Wednesday, January 19, 2011

Expansion of British India


The company, benefiting from the Imperial patronage, soon expanded its commercial trading operations, eclipsing the Portuguese Estado da India, which had established bases in Goa, Chittagong and Bombay ( which was later ceded to England as part of the dowry of Catherine de Braganza).
Catherine of Braganza was a portuguese infanta and the queen consort of Charles II of England, Scotland and Ireland. She married the King in 1662, in the beginning of her tenure as queen consort . She was not popular with the English people, due to her catholic religion and inability to speak the English language. Part of her dowry were the port cities of Tangier (Morocco) and Bombay.    

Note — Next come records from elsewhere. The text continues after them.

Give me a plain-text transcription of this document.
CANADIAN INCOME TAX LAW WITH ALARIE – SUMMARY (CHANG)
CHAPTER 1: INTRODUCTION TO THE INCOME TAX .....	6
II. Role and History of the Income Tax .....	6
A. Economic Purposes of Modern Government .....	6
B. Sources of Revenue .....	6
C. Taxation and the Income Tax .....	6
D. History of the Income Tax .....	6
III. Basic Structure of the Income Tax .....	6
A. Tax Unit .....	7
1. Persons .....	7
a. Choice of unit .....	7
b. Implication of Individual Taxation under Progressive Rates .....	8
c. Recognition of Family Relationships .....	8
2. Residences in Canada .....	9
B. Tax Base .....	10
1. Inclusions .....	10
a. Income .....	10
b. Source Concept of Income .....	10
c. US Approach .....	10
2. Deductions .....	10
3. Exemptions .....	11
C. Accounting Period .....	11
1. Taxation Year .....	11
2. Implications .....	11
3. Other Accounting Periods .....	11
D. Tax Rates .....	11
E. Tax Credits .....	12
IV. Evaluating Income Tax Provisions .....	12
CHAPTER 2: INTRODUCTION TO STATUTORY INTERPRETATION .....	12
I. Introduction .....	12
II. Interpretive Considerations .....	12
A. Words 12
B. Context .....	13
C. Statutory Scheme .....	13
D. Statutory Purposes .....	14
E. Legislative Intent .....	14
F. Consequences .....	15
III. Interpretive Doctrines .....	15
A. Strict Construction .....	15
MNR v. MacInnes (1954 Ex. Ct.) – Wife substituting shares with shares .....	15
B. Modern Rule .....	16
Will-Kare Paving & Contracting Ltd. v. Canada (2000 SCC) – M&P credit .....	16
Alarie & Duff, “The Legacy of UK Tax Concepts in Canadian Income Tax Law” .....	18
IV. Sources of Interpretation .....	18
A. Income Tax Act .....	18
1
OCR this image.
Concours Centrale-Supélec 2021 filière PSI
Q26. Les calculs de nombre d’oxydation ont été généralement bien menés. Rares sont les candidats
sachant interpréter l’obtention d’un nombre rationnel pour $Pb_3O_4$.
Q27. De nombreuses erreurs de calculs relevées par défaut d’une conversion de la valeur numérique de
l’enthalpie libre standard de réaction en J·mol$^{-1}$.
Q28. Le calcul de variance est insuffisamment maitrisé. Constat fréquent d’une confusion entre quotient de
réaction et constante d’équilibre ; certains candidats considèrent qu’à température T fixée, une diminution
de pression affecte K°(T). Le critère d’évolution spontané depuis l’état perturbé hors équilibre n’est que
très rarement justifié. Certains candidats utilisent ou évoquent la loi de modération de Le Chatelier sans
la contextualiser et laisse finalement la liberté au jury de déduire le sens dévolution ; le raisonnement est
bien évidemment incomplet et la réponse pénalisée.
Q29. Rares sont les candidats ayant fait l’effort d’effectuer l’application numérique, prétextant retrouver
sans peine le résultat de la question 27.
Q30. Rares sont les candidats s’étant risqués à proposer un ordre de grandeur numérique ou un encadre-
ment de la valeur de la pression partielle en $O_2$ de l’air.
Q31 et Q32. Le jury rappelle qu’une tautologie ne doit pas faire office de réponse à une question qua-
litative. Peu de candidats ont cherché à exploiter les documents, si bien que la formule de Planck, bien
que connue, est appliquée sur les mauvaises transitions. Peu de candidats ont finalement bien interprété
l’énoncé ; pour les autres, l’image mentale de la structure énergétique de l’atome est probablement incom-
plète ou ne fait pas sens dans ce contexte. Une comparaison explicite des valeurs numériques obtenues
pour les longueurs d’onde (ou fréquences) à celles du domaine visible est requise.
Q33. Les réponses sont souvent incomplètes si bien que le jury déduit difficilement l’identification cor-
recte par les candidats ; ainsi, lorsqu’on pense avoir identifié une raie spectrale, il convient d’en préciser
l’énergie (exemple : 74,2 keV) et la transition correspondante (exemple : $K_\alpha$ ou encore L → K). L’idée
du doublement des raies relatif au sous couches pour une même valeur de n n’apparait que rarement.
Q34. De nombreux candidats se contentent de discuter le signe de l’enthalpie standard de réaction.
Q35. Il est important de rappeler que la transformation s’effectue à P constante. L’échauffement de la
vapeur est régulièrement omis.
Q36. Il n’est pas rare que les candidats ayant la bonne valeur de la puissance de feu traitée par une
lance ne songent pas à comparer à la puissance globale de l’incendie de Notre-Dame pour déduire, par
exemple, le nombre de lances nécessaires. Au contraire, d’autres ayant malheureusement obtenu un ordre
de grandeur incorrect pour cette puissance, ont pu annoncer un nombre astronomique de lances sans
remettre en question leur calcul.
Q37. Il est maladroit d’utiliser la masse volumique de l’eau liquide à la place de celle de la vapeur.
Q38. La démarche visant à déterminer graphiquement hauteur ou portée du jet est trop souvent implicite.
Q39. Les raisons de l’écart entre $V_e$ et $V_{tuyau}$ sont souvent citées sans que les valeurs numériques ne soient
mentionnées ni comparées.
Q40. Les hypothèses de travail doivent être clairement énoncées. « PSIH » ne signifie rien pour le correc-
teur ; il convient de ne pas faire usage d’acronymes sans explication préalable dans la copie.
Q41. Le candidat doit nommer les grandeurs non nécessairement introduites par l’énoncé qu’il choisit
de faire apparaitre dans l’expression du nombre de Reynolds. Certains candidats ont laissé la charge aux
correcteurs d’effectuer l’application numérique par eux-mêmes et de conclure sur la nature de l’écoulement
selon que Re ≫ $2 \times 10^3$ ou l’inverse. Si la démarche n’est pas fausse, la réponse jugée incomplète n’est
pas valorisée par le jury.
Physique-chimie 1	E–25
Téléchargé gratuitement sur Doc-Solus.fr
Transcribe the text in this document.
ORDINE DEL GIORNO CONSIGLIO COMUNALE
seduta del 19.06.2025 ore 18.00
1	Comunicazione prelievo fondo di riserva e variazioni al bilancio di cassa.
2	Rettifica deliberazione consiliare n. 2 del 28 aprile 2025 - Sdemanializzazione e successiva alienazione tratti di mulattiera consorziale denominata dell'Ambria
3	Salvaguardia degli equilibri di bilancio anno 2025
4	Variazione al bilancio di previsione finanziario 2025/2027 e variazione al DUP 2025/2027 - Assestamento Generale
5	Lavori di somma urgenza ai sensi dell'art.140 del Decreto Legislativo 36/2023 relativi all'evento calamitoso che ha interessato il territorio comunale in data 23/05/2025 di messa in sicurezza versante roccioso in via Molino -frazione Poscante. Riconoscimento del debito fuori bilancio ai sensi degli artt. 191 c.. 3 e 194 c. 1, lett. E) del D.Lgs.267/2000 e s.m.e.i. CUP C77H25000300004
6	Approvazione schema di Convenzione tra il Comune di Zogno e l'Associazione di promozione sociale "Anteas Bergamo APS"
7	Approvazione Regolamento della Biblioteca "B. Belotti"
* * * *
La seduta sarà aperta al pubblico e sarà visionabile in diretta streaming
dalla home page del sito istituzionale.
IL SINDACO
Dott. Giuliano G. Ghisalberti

The Company created trading posts in Surat ( where a factory was built in 1612), Madras (1639), Bombay (1668), and Calcutta (1690). By 1647,the companyy had 23 factories, each under the command of a factor or master merchant and governor if so chosen, and had 90 employees in India. The major factories became the walled forts of Fort William in Bengal, St, George in Madras and the Bombay Castle.
In 1634, the Mughal Emperor  extended his hospitality to the English traders to the region of Bengal, and in in 1717 completely waved customs duties for the trade.
The company's mainstay business were  then in cotton, silk, indigo dye, saltpetre and tea.In 1657, Oliver Cromwell renewed the charter of 1609, and King Charles II provisioned it with the rights to autonomous territorial acquisitions, to mint money, to command fortress and troops and form alliances, to make war and peace, and to excercise both civil and criminal jurisdiction over the acquired land, In 1711, the company established a trading post in Canton (Guangzhou), China, to trade siver for trade.